In the case of office projects, new rentable space is still under construction, as these projects take much longer to complete. In 2015–2017 about 320,000 m² of new offices were completed, and the completion of another 700,000 m² is planned for the next four years. About 50% will be located in the immediate vicinity of the Rondo Daszyńskiego metro station. The pace of development of this area is spectacular. In a few years, the office space offer in this area will come close to the total existing office space in such cities as Łódź, Katowice or Poznań (about 550,000 m²).

The closer, the more expensive

For developers, proximity of a metro station does not only guarantee fast commercialization of the project. It also offers a bit more freedom in setting prices, both as regards the prices of residential units for sale as well as rents in office projects. As at the end of Q2 2018, the average prices of flats on offer in the districts crossed by the second metro line are: PLN 10,600 per m² in Praga Północ, PLN 27,400 per m² in Śródmieście and PLN 11,000 PLN per m² in Wola. However, in the case of projects located near metro stations, buyers need to pay a lot more. The biggest differences are visible in the Wola district, where the asking prices in the analysed projects amounted to around PLN 15,800 per m², which is 44% more than the average for the district. It is worth to note that apart from the metro line, the proximity of the city centre and the uniqueness of analysed projects are the most important here. In Śródmieście it was about 30% more. The average asking price in the analysed projects was over PLN 35,700 per m². Such high prices are mainly driven by the considerable share of apartments in the offer, especially in the unique Złota 44 project. As at the end of Q2 2018, flats in projects located near metro stations in Praga Północ were more expensive by 8% than the average asking price in the district. In the case of this district, it is important to note that as many as 62% of the units on offer are located near the existing metro stations, and another 35% are located near the new Szwedzka metro station.

What can we expect when subsequent metro stations are completed?

We already know the schedule of works needed to complete the second metro line, and deadlines are the only parameters that can change. Currently, six more stations are under construction, three in each direction. They are scheduled for completion in late 2019. The further the metro moves away from the centre, the higher the share of residential buildings in the immediate vicinity of the planned stations. There are currently about 1,300 units already under construction. Examples of office projects that deserve a mention are the Wola Retro complex at Skierniewicka Street, and the multifunctional Bohema project at Szwedzka Street. Also noteworthy is the concept of further development of Port Praski, where the new office ‘City’ is to be constructed next to the Stadion Narodowy metro station. The purpose of undeveloped land intended for commercial development is to enliven this part of the city and create new jobs close to the place of residence, so that the development structure of the district is more diverse.

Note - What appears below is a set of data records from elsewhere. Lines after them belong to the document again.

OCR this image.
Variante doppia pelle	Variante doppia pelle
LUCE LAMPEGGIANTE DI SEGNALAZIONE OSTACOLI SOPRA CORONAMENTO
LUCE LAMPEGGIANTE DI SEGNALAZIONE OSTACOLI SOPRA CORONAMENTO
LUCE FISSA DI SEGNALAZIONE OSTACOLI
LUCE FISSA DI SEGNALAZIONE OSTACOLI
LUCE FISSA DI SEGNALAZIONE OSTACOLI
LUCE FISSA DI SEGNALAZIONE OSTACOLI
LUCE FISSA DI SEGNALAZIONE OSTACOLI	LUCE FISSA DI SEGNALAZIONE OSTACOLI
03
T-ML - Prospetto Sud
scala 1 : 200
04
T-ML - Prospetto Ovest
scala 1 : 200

The metro stations that are under construction and planned are already strongly affecting the prices of residential units on offer. Currently, most investments are being constructed on the right side of the Vistula at Szwedzka Street and Trocka Street, and near the Płocka station in Wola. The prices of these units start at PLN 7,500 per m² and reach almost PLN 14,000 per m².

In a few years, the metro line will reach Chrzanów and Bródno, where developers are competing for the best investment land. However, these are only remote plans at this point. It is important to stress that there are still undeveloped plots within the reach of the existing stations of the second metro line that will become even more important in the coming years, among all the land at Syreny Street or a part of the area formerly occupied by the Sarmata sports club at Płocka Street. One can also expect old buildings to be demolished. For example, the former AlmaMer school building near the Płocka metro station is a perfect candidate.